In questa prospettiva, due visioni distruttrici, citate nel libro, meritano attenzione. La prima, di una tecnica verbale sorprendente, è del poeta T.S. Eliot: «Mille vigili che dirigono il traffico non sanno dirvi né perché venite né dove andate. O città miserabili d’uomini intriganti, sciagurata generazione d’uomini colti, traditi nei dedali del vostro stesso ingegno, venduti dai profitti delle vostre invenzioni…». Detta da Eliot, colpisce almeno la tirata contro la «sciagurata generazione d’uomini colti». La seconda visione, in presa non diretta, parla delle »fotografie dei khmer rossi che entrano a Phnom Penh, ragazzi contadini macilenti che guardano increduli la grande città di cui devono eliminare gli abitanti. Lí c’erano un’architettura occidentale, ristoranti francesi, mercanti cinesi e un’economia urbana relativamente moderna».
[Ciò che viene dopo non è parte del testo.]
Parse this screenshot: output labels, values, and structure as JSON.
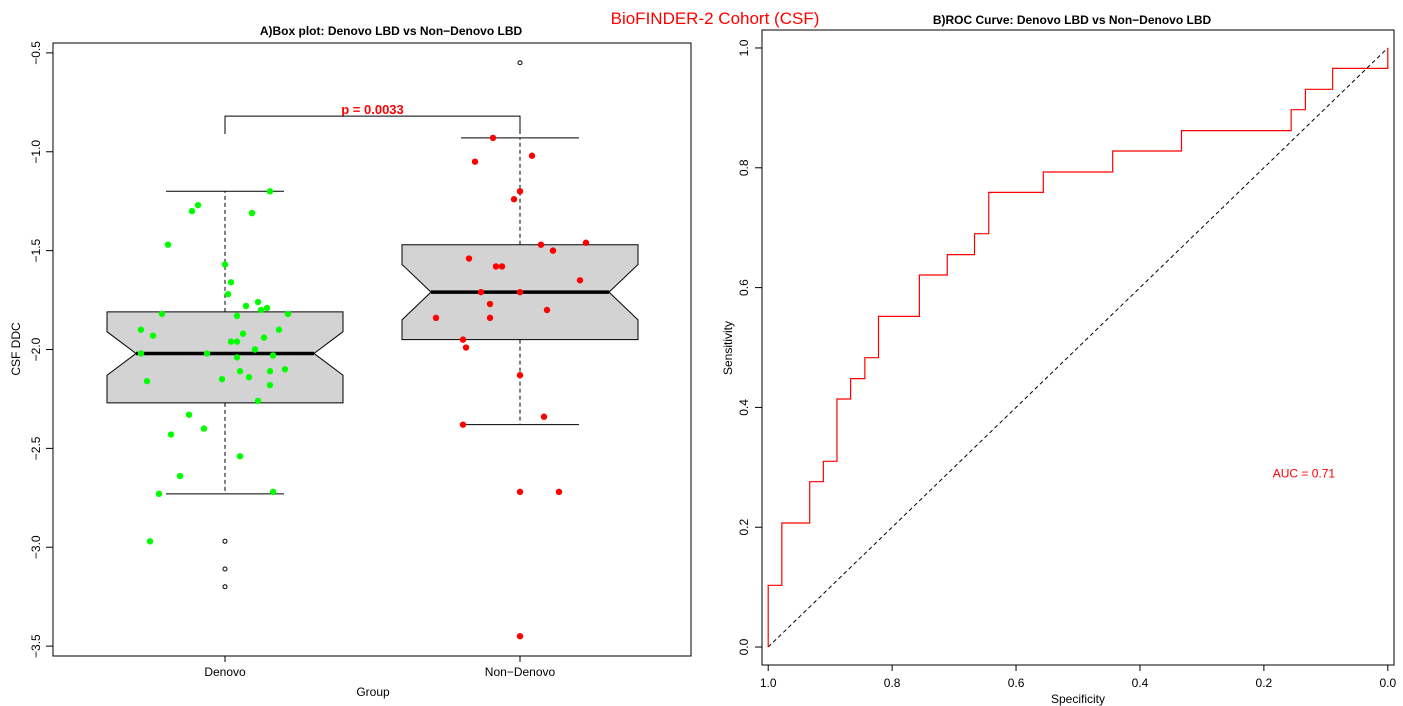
{
  "figure": {
    "suptitle": "BioFINDER-2 Cohort (CSF)"
  },
  "chart_data": [
    {
      "type": "box",
      "title": "A)Box plot: Denovo LBD vs Non−Denovo LBD",
      "xlabel": "Group",
      "ylabel": "CSF DDC",
      "ylim": [
        -3.55,
        -0.45
      ],
      "yticks": [
        -3.5,
        -3.0,
        -2.5,
        -2.0,
        -1.5,
        -1.0,
        -0.5
      ],
      "ytick_labels": [
        "−3.5",
        "−3.0",
        "−2.5",
        "−2.0",
        "−1.5",
        "−1.0",
        "−0.5"
      ],
      "categories": [
        "Denovo",
        "Non−Denovo"
      ],
      "notched": true,
      "box_color": "#d3d3d3",
      "boxes": [
        {
          "group": "Denovo",
          "q1": -2.27,
          "median": -2.02,
          "q3": -1.81,
          "notch_low": -2.13,
          "notch_high": -1.91,
          "whisker_low": -2.73,
          "whisker_high": -1.2,
          "outliers": [
            -2.97,
            -3.11,
            -3.2
          ]
        },
        {
          "group": "Non−Denovo",
          "q1": -1.95,
          "median": -1.71,
          "q3": -1.47,
          "notch_low": -1.85,
          "notch_high": -1.57,
          "whisker_low": -2.38,
          "whisker_high": -0.93,
          "outliers": [
            -0.55,
            -2.72,
            -3.45
          ]
        }
      ],
      "points": [
        {
          "group": "Denovo",
          "color": "#00ff00",
          "jitter": [
            0.15,
            -0.11,
            -0.09,
            0.09,
            -0.19,
            0.0,
            0.02,
            0.01,
            0.11,
            0.07,
            0.14,
            0.12,
            0.21,
            0.04,
            0.18,
            0.06,
            0.13,
            0.04,
            -0.28,
            -0.24,
            -0.21,
            -0.06,
            0.02,
            0.1,
            0.1,
            -0.28,
            -0.26,
            0.04,
            0.16,
            0.15,
            0.05,
            0.2,
            0.08,
            -0.01,
            0.11,
            0.15,
            -0.12,
            -0.07,
            -0.18,
            -0.15,
            0.05,
            0.16,
            -0.22,
            -0.25
          ],
          "y": [
            -1.2,
            -1.3,
            -1.27,
            -1.31,
            -1.47,
            -1.57,
            -1.66,
            -1.72,
            -1.76,
            -1.78,
            -1.79,
            -1.8,
            -1.82,
            -1.83,
            -1.9,
            -1.92,
            -1.94,
            -1.96,
            -1.9,
            -1.93,
            -1.82,
            -2.02,
            -1.96,
            -2.0,
            -2.0,
            -2.02,
            -2.16,
            -2.04,
            -2.03,
            -2.11,
            -2.11,
            -2.1,
            -2.14,
            -2.15,
            -2.26,
            -2.18,
            -2.33,
            -2.4,
            -2.43,
            -2.64,
            -2.54,
            -2.72,
            -2.73,
            -2.97
          ]
        },
        {
          "group": "Non−Denovo",
          "color": "#ff0000",
          "jitter": [
            -0.09,
            -0.15,
            0.04,
            -0.02,
            0.0,
            0.07,
            0.22,
            0.11,
            -0.17,
            -0.08,
            -0.06,
            -0.13,
            -0.1,
            0.2,
            0.0,
            0.09,
            -0.1,
            -0.28,
            -0.19,
            -0.18,
            0.0,
            0.08,
            -0.19,
            0.13,
            0.0,
            0.0
          ],
          "y": [
            -0.93,
            -1.05,
            -1.02,
            -1.24,
            -1.2,
            -1.47,
            -1.46,
            -1.5,
            -1.54,
            -1.58,
            -1.58,
            -1.71,
            -1.77,
            -1.65,
            -1.71,
            -1.8,
            -1.84,
            -1.84,
            -1.95,
            -1.99,
            -2.13,
            -2.34,
            -2.38,
            -2.72,
            -2.72,
            -3.45
          ]
        }
      ],
      "annotation": {
        "text": "p = 0.0033",
        "y": -0.82,
        "drop_to_y": -0.91
      }
    },
    {
      "type": "line",
      "title": "B)ROC Curve: Denovo LBD vs Non−Denovo LBD",
      "xlabel": "Specificity",
      "ylabel": "Sensitivity",
      "xlim": [
        1.01,
        -0.01
      ],
      "ylim": [
        -0.03,
        1.03
      ],
      "xticks": [
        1.0,
        0.8,
        0.6,
        0.4,
        0.2,
        0.0
      ],
      "xtick_labels": [
        "1.0",
        "0.8",
        "0.6",
        "0.4",
        "0.2",
        "0.0"
      ],
      "yticks": [
        0.0,
        0.2,
        0.4,
        0.6,
        0.8,
        1.0
      ],
      "ytick_labels": [
        "0.0",
        "0.2",
        "0.4",
        "0.6",
        "0.8",
        "1.0"
      ],
      "series": [
        {
          "color": "#ff0000",
          "x": [
            1.0,
            1.0,
            0.978,
            0.978,
            0.933,
            0.933,
            0.911,
            0.911,
            0.889,
            0.889,
            0.867,
            0.867,
            0.844,
            0.844,
            0.822,
            0.822,
            0.756,
            0.756,
            0.711,
            0.711,
            0.667,
            0.667,
            0.644,
            0.644,
            0.556,
            0.556,
            0.444,
            0.444,
            0.333,
            0.333,
            0.156,
            0.156,
            0.133,
            0.133,
            0.089,
            0.089,
            0.0,
            0.0
          ],
          "y": [
            0.0,
            0.103,
            0.103,
            0.207,
            0.207,
            0.276,
            0.276,
            0.31,
            0.31,
            0.414,
            0.414,
            0.448,
            0.448,
            0.483,
            0.483,
            0.552,
            0.552,
            0.621,
            0.621,
            0.655,
            0.655,
            0.69,
            0.69,
            0.759,
            0.759,
            0.793,
            0.793,
            0.828,
            0.828,
            0.862,
            0.862,
            0.897,
            0.897,
            0.931,
            0.931,
            0.966,
            0.966,
            1.0
          ]
        }
      ],
      "reference_line": {
        "x": [
          1.0,
          0.0
        ],
        "y": [
          0.0,
          1.0
        ],
        "style": "dashed"
      },
      "annotation": {
        "text": "AUC = 0.71",
        "x": 0.2,
        "y": 0.29
      }
    }
  ]
}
Il termine «moderno» è stato un’ispirazione stabile per una schiera di ritrattisti critici particolarmente dotati. Sapendo che cosa voleva dire all’osso del suo significato («modo di vivere nel presente»), e di una serie di caratteri derivati, lo hanno usato per spianarci davanti agli occhi una serie di città-tipo: la città corrotta, la città sconvolta dalla rivoluzione, la città borghese, la città socialista, la città sensuale, la città variamente malata. Con i loro cittadini.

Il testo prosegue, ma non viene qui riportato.